The experimentations of working with the next release of SQL Server is always fun and when I wrote the blog SQL Server – 2016 – T-SQL Enhancement “Drop if Exists” clause, lesser did I know such capabilities are already existing with Azure SQL DB. When I was presenting at one of the local usergroups, I told most of the capabilities come to Cloud first, get test and the very reason that it scales without problem on cloud gives one the confidence that it would work in our enterprise. One of the attendees asked, has all features first introduced to cloud only?
That got me curious and I started to hunt to find is the rollout always to cloud first. I thought let me experiment first and see. I took my DIE (DROP IF EXISTS) post to see if I can run it on SQLAzureDB to know if it worked seamlessly. First to my connection to the latest database I created.
As I was running the CTP2.0 of SQL Server 2016, I wanted to see what version was running on cloud already. It was a surprise that the production was already running the latest bits. It was a pleasant surprise and I know by the time you read this article and try out – maybe Microsoft would have upgraded to the latest bits too. So is the scale and agility that cloud brings to the table.
Now coming back to the core, I was now getting a feeling that my DIE (DROP IF EXISTS) code will work now perfectly.
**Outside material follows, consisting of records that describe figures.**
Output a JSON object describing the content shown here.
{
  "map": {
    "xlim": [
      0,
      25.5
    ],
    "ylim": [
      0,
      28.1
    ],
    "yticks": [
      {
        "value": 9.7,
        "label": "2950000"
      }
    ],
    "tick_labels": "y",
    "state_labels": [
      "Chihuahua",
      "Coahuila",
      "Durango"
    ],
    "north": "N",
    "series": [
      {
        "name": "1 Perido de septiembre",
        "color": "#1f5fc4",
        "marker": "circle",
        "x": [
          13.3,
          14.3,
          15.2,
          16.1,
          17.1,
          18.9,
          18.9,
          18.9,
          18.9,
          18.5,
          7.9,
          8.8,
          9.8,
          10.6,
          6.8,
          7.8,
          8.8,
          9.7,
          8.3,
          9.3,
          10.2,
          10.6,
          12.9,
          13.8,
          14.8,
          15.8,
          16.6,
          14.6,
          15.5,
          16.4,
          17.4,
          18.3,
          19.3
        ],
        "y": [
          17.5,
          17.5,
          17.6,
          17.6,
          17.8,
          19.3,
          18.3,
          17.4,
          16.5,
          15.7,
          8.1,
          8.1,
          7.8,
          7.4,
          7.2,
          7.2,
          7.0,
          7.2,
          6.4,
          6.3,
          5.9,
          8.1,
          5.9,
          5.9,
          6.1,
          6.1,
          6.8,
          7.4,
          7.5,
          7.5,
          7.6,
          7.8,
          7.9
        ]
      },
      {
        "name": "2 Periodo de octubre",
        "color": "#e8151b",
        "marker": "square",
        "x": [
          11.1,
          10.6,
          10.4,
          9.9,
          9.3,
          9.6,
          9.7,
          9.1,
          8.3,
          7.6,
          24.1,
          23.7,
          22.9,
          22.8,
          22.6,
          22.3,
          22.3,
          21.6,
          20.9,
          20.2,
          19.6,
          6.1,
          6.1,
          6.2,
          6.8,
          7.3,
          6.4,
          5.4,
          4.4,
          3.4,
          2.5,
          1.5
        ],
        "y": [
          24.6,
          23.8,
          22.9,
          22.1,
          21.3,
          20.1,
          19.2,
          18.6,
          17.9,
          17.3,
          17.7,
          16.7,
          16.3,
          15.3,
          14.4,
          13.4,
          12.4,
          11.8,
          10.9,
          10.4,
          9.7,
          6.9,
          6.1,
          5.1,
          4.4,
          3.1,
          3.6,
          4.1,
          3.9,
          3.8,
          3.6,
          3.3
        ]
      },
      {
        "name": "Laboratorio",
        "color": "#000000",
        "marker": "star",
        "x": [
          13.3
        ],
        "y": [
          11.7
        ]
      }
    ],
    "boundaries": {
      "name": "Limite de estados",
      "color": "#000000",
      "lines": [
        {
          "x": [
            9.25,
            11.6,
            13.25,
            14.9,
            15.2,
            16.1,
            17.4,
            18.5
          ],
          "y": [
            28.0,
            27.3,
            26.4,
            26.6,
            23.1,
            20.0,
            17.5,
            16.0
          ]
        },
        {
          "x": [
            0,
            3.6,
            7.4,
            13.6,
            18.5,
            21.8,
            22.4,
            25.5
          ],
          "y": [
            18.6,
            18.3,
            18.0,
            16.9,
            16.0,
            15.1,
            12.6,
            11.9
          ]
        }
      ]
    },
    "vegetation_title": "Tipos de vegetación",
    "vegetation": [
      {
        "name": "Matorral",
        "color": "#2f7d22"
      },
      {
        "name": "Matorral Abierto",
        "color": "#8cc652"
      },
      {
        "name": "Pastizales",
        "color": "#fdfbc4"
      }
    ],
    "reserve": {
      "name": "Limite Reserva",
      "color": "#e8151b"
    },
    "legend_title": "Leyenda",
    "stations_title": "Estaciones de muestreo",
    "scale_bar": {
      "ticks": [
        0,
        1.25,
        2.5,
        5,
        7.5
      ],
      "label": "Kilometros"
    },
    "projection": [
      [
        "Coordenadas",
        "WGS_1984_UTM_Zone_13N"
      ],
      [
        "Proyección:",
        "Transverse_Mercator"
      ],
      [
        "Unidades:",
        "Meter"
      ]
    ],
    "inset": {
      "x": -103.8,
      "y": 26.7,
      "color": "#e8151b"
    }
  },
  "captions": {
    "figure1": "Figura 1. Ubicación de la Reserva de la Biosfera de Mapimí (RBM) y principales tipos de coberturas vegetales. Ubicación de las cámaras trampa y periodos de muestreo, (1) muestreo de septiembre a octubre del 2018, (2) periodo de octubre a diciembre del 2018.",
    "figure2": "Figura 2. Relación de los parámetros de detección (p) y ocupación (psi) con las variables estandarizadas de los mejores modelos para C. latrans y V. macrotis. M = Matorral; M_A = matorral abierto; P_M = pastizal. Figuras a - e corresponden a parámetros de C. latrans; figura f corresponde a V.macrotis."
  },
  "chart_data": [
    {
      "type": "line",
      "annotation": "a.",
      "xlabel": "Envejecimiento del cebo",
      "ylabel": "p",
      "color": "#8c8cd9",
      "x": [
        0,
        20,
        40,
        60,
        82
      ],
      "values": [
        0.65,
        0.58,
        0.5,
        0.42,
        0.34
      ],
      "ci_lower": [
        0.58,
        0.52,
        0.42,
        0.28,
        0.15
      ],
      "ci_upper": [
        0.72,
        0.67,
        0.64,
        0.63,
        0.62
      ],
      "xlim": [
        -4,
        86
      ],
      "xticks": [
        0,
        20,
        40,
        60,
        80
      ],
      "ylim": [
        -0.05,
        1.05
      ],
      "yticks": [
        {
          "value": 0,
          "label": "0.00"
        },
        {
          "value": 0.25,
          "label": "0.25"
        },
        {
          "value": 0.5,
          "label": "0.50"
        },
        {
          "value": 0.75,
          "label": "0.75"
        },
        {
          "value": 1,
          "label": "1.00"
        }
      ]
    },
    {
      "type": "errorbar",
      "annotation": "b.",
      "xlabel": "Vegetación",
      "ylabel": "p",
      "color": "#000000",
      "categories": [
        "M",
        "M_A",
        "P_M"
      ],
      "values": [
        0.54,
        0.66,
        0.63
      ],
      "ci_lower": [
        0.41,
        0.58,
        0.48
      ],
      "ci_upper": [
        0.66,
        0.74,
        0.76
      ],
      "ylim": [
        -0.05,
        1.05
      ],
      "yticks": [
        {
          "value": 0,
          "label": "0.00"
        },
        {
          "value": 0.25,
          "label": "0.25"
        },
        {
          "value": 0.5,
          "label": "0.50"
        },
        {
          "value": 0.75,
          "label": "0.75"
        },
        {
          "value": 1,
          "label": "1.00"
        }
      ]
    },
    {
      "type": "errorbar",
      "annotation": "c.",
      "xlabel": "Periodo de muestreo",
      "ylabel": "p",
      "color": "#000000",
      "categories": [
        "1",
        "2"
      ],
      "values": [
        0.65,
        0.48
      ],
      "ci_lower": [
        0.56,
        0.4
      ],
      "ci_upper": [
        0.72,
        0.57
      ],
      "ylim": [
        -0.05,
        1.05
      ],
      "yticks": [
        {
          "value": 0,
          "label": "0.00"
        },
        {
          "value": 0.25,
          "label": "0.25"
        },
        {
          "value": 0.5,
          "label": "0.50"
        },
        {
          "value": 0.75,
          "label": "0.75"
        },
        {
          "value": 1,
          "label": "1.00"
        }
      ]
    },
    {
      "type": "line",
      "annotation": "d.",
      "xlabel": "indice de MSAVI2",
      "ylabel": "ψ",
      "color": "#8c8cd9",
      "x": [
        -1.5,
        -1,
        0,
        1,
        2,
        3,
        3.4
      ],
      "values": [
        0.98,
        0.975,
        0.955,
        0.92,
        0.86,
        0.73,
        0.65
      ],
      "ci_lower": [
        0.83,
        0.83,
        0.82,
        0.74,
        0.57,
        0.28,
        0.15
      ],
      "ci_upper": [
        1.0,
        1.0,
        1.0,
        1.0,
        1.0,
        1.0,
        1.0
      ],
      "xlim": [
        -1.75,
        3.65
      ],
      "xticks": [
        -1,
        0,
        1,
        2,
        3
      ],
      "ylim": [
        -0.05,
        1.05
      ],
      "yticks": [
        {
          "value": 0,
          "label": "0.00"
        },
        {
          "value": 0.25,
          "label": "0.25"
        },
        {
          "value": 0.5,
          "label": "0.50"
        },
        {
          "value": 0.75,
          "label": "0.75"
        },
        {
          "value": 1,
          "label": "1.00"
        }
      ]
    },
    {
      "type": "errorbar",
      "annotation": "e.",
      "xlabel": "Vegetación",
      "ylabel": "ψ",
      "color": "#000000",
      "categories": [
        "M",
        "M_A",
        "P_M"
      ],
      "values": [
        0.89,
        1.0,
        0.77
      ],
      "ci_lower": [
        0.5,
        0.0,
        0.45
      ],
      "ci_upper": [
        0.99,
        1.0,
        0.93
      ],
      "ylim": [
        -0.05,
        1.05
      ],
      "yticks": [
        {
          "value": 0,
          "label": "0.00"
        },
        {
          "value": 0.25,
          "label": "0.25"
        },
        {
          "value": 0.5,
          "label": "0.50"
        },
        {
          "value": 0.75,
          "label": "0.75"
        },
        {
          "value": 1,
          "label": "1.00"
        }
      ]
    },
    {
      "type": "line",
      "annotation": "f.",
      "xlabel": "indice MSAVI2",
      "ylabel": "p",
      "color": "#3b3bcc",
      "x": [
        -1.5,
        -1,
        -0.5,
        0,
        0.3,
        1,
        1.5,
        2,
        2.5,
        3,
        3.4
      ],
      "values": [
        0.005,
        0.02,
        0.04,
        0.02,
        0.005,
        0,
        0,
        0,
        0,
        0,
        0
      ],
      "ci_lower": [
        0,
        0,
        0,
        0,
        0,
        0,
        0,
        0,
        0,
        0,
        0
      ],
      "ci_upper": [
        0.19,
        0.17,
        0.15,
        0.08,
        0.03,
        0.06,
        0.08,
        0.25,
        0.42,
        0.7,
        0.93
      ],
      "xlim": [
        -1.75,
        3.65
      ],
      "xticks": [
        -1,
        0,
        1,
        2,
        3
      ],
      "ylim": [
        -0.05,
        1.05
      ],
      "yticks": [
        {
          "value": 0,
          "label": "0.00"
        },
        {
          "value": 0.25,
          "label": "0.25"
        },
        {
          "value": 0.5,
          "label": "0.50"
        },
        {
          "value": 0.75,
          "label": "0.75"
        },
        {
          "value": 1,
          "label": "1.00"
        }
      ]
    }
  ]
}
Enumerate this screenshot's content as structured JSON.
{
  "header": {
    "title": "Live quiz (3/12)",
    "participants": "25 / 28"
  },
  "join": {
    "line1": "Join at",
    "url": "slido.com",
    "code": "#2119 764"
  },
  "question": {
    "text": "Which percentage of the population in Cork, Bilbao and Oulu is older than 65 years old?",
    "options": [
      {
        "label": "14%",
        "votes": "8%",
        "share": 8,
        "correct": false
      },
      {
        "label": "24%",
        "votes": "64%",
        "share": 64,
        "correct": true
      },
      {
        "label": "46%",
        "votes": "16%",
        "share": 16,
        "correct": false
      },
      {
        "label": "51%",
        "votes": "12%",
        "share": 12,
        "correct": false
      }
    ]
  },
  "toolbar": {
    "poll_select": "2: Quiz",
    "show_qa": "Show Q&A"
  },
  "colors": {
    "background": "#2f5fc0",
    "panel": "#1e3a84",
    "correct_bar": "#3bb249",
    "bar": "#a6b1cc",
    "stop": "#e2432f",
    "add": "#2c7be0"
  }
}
I went ahead with the following code and it executed just fine.
DROP TABLE IF EXISTS my_test
DROP PROCEDURE IF EXISTS my_test_procedure
Now, it was time to search for something interesting that I can do on cloud that was not available on-premise SQL Server. So I went to the documentation to search for something interesting. I found a new function DATEDIFF_BIG() that was interesting. Currently the DATETIME functions that we use with SQL Server cannot give the high precision values. Let me take a typical value of – number of nanoseconds in a year?
SELECT DATEDIFF_BIG(nanosecond, '2015-1-1 00:00:00.0000000', '2016-1-1 00:00:00.0000000')
This returns “31536000000000000” which is not available with SQL Server 2016 on-premise version currently. It was a great learning to see the rate at which innovations happen on cloud. If you run this on an on-premise SQL Server – you will get the following error today.
Msg 195, Level 15, State 10, Line 1
‘DATEDIFF_BIG’ is not a recognized built-in function name.
I am curious to know, how many times have you wanted the higher level of precision when working with DATEDIFF functions? What are some of your usecases for the same? I would surely like to learn some from you. Do let me know via the comments.